La fabrique de garum

nature morte au flacon de garum - Musée de Naples (photo © Patricia Carles)

Le garum pompeianum était célèbre dans tout le monde romain. Comparable au nuoc-mam vietnamien, le garum était par excellence le condiment des anciens. Le grand cuisinier Apicius en assaisonnait aussi bien les fruits que la viande ou les légumes et il est possible qu'on ait préparé des boissons (en le mélangeant à l'eau, au vin ou à l'huile) à base de garum. Le garum médicinal avait, disait-on, des vertus digestives et apéritives.

Le garum, sans doute emprunté aux Grecs, est le résultat de la macération d'intestins et de morceaux de poissons dans une saumure de sel marin : maquereaux, thons, murènes, voire, pour la qualité inférieure, anchois, servaient à la fabrication. De grandes quantités de sel étaient nécessaires à la production du garum ; les salines, dont les Romains maîtrisaient parfaitement la technique et dont Rutilius Namantianus nous a laissé une description précise, y pourvoyaient : "l'eau de mer, écrit celui-ci, pénètre par des canaux creusés en pente sur le sol, et de petites rigoles (fossae) arrosent d'innombrables réservoirs (lacus) ; quand arrive Sirius avec ses feux brûlants, quand l'herbe se flétrit et que la campagne est partout altérée, on ferme les écluses (cataractae), la mer n'entre plus et ainsi l'eau, devenue immobile, se durcit sur le sol échauffé ; sous la vive influence de Phoebus, les éléments se coagulent en une croûte épaisse". Le sel des Salinae Herculeae entrait à Pompéi par la porte d'Hercule, dite aussi Porta salis. Il était sans doute entreposé tout près de là avant d'être acheminé vers les différentes fabriques.

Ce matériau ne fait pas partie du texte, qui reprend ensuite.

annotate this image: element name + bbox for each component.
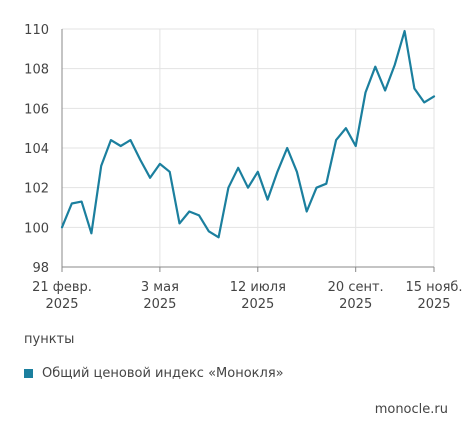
legend-label: Общий ценовой индекс «Монокля» [42, 366, 284, 381]
x-tick-year: 2025 [339, 297, 372, 312]
x-tick-label: 12 июля [230, 280, 286, 295]
y-tick-label: 108 [24, 63, 49, 78]
y-tick-label: 106 [24, 102, 49, 117]
x-tick-year: 2025 [417, 297, 450, 312]
line-chart: 98 100 102 104 106 108 110 21 февр. 2025 3 мая 202… [24, 23, 462, 312]
x-tick-year: 2025 [45, 297, 78, 312]
x-tick-label: 20 сент. [328, 280, 384, 295]
y-tick-label: 100 [24, 221, 49, 236]
legend-swatch [24, 369, 33, 378]
x-tick-year: 2025 [143, 297, 176, 312]
x-tick-label: 15 нояб. [405, 280, 462, 295]
y-unit-label: пункты [24, 332, 75, 347]
chart-grid [62, 28, 435, 267]
chart-labels: 98 100 102 104 106 108 110 21 февр. 2025 3 мая 202… [24, 23, 462, 312]
series-line [60, 29, 436, 239]
y-tick-label: 102 [24, 182, 49, 197]
y-tick-label: 104 [24, 142, 49, 157]
y-tick-label: 110 [24, 23, 49, 38]
legend: Общий ценовой индекс «Монокля» [24, 366, 284, 381]
x-tick-year: 2025 [241, 297, 274, 312]
chart-series [60, 29, 436, 239]
x-tick-label: 21 февр. [32, 280, 92, 295]
source-label: monocle.ru [374, 402, 448, 417]
y-tick-label: 98 [32, 261, 49, 276]
chart-axes [61, 29, 435, 272]
x-tick-label: 3 мая [141, 280, 179, 295]
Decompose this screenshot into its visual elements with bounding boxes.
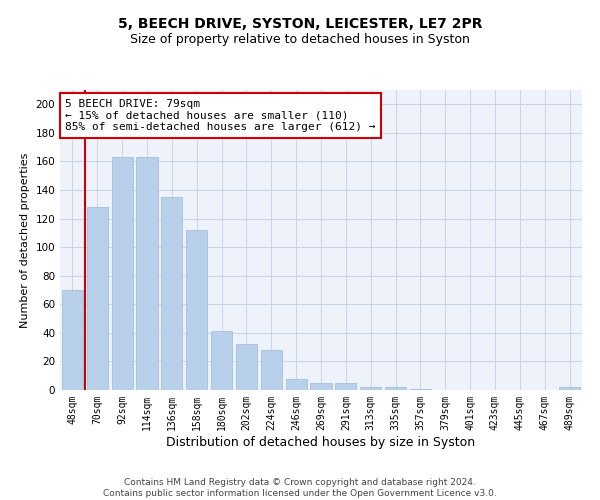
Bar	[335, 383, 356, 390]
Bar	[211, 332, 232, 390]
Bar	[559, 387, 580, 390]
Bar	[87, 207, 108, 390]
Text: 5 BEECH DRIVE: 79sqm
← 15% of detached houses are smaller (110)
85% of semi-deta: 5 BEECH DRIVE: 79sqm ← 15% of detached h…	[65, 99, 376, 132]
Bar	[286, 378, 307, 390]
Bar	[410, 388, 431, 390]
Bar	[161, 197, 182, 390]
Bar	[112, 157, 133, 390]
Bar	[310, 383, 332, 390]
Bar	[360, 387, 381, 390]
Text: Size of property relative to detached houses in Syston: Size of property relative to detached ho…	[130, 32, 470, 46]
Text: Contains HM Land Registry data © Crown copyright and database right 2024.
Contai: Contains HM Land Registry data © Crown c…	[103, 478, 497, 498]
Bar	[236, 344, 257, 390]
X-axis label: Distribution of detached houses by size in Syston: Distribution of detached houses by size …	[166, 436, 476, 448]
Bar	[186, 230, 207, 390]
Y-axis label: Number of detached properties: Number of detached properties	[20, 152, 30, 328]
Text: 5, BEECH DRIVE, SYSTON, LEICESTER, LE7 2PR: 5, BEECH DRIVE, SYSTON, LEICESTER, LE7 2…	[118, 18, 482, 32]
Bar	[261, 350, 282, 390]
Bar	[62, 290, 83, 390]
Bar	[385, 387, 406, 390]
Bar	[136, 157, 158, 390]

L'une de ces fabriques pompéiennes de garum est située dans la même insula que la boulangerie de Sotericus. L'air devait être pestilentiel près des cuves de saumure digérant le poisson en plein soleil pendant deux mois tandis que l'on faisait réduire à petit feu le macérat ainsi obtenu dans de grandes marmites...

Le garum de très grande qualité était le liquamen. Le résidu de la fabrication, nommé "hallec", "alec", "alex " ou "halex", était réservé aux esclaves et aux classes pauvres. Un hallec de luxe était cependant fabriqué à base de nonnats (petits poissons), d'huîtres, d'oursins, d'acalèphes (comme les méduses), de crevettes et de foies de rouget. Le garum et l'hallec étaient ensuite conditionnés dans des amphores marquées du nom du fabricant et exportés vers Rome ou mis en flacon (vasa faecaria) pour être vendus au détail dans les boutiques de la ville. Les fabricants qui assuraient la prospérité de Pompéi étaient récompensés : une statue équestre fut même érigée en l'honneur de A. Umbricius Scaurus, duumvir sous le règne de Claude, sans doute le plus méritant - ou le plus influent -, d'entre eux.